MapR-Streams Pipeline Visualization

Idea created by john.humphreys on Mar 28, 2018
    • cathy
    • john.humphreys

    MapR Streams has the information regarding which processes are actively consuming from a topic/consumer-group (cursor/assign/list). 


    I assume they have similar data for who is producing messages (at least source IPs) even though it's probably not stored as conveniently as it is for consumers.
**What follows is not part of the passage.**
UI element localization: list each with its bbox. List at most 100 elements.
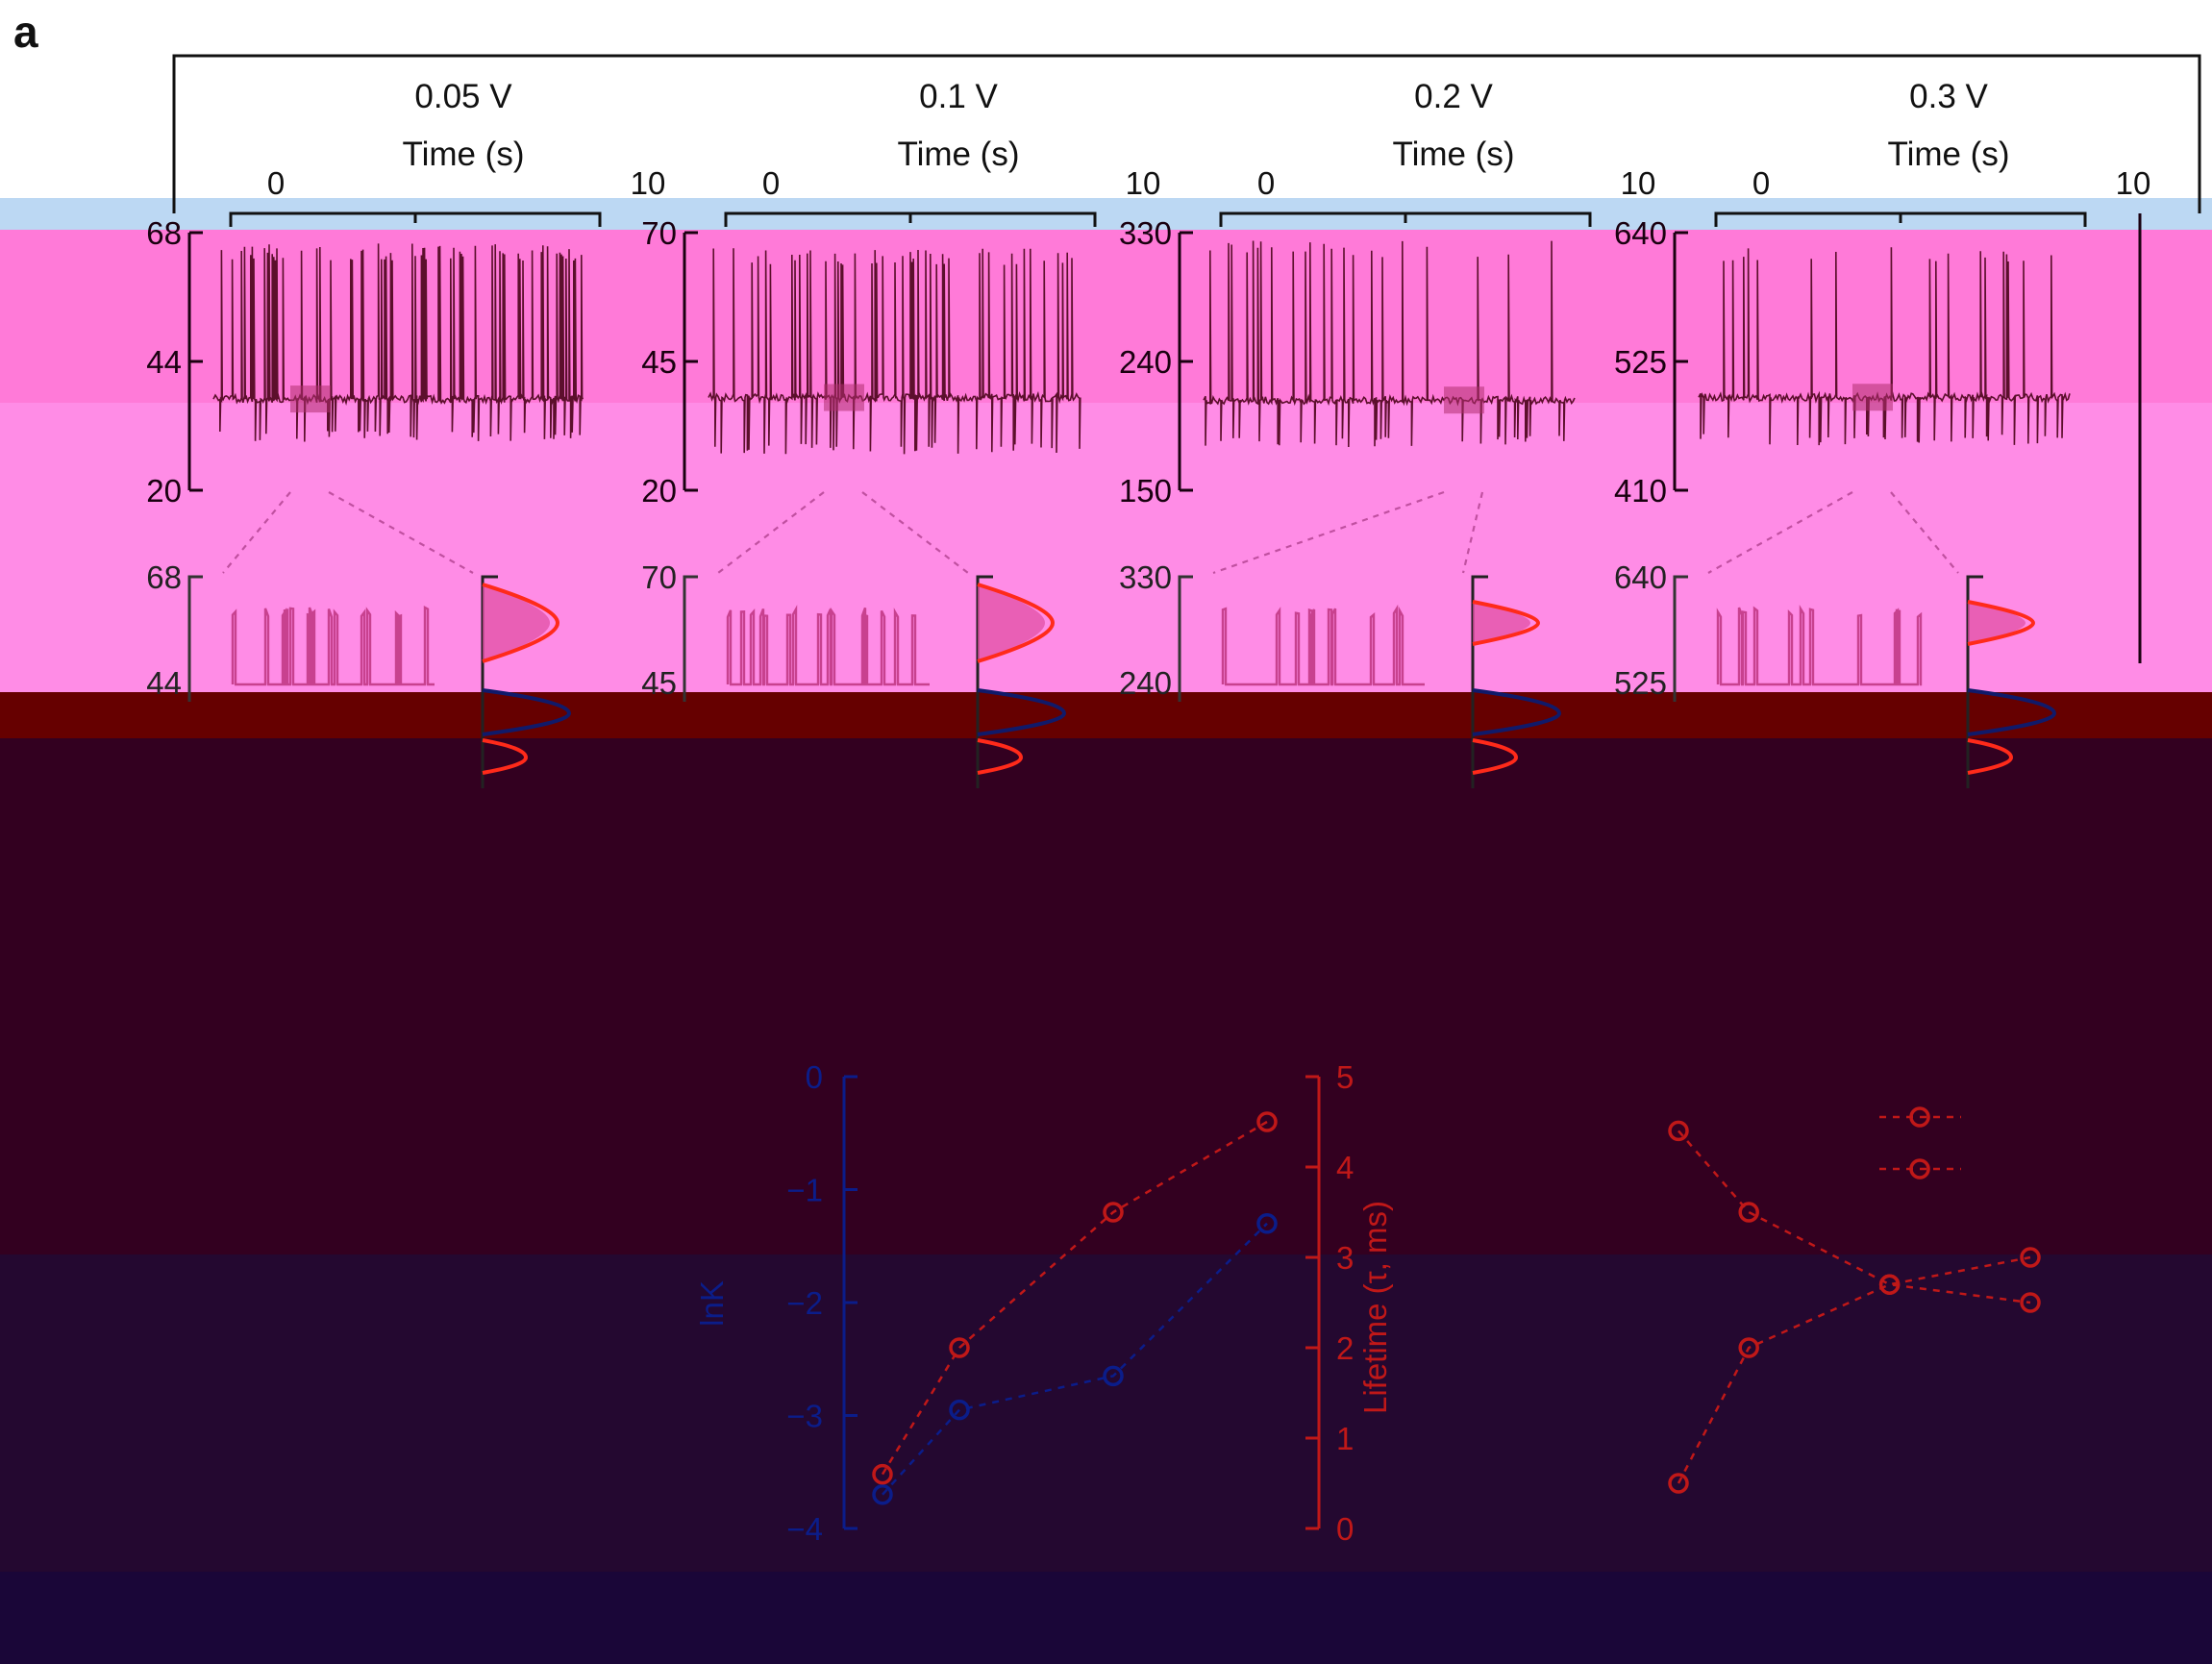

    It would be really cool and useful if there was an endpoint to display a DAG/graph of the streams in the cluster so you could see how many applications are putting data into and taking data out of a streams pipeline (e.g. Java producer A writes to topic 1 which is consumed by Spark Streaming App B and Java App C, each of which write to other streams, etc.).  This would be especially useful or operational staff in understanding an application they are managing.  Note that I'm not sure you'd be able to actually determine it was a Spark streaming app or a normal Java app; so you might have to have less detail there.


    If any required information is lacking, an extra API method could be provided to allow producers and/or consumers to register themselves against the stream (regularly if necessary).  That may require some manual effort by users but I assume most would be happy to do it for this kind of benefit. The streams are based on MapR-DB so it would be trivial to sore this extra information with them once the idea was well thought out.


    The metadata for any given stream would be pretty light so it shouldn't be particularly challenging to aggregate the data for all the streams to find the connected graphs for usage of all the streams in a cluster.


    These kinds of features could eventually be enriched to display consumer lag/communication time on the DAG vertexes and similar information to that.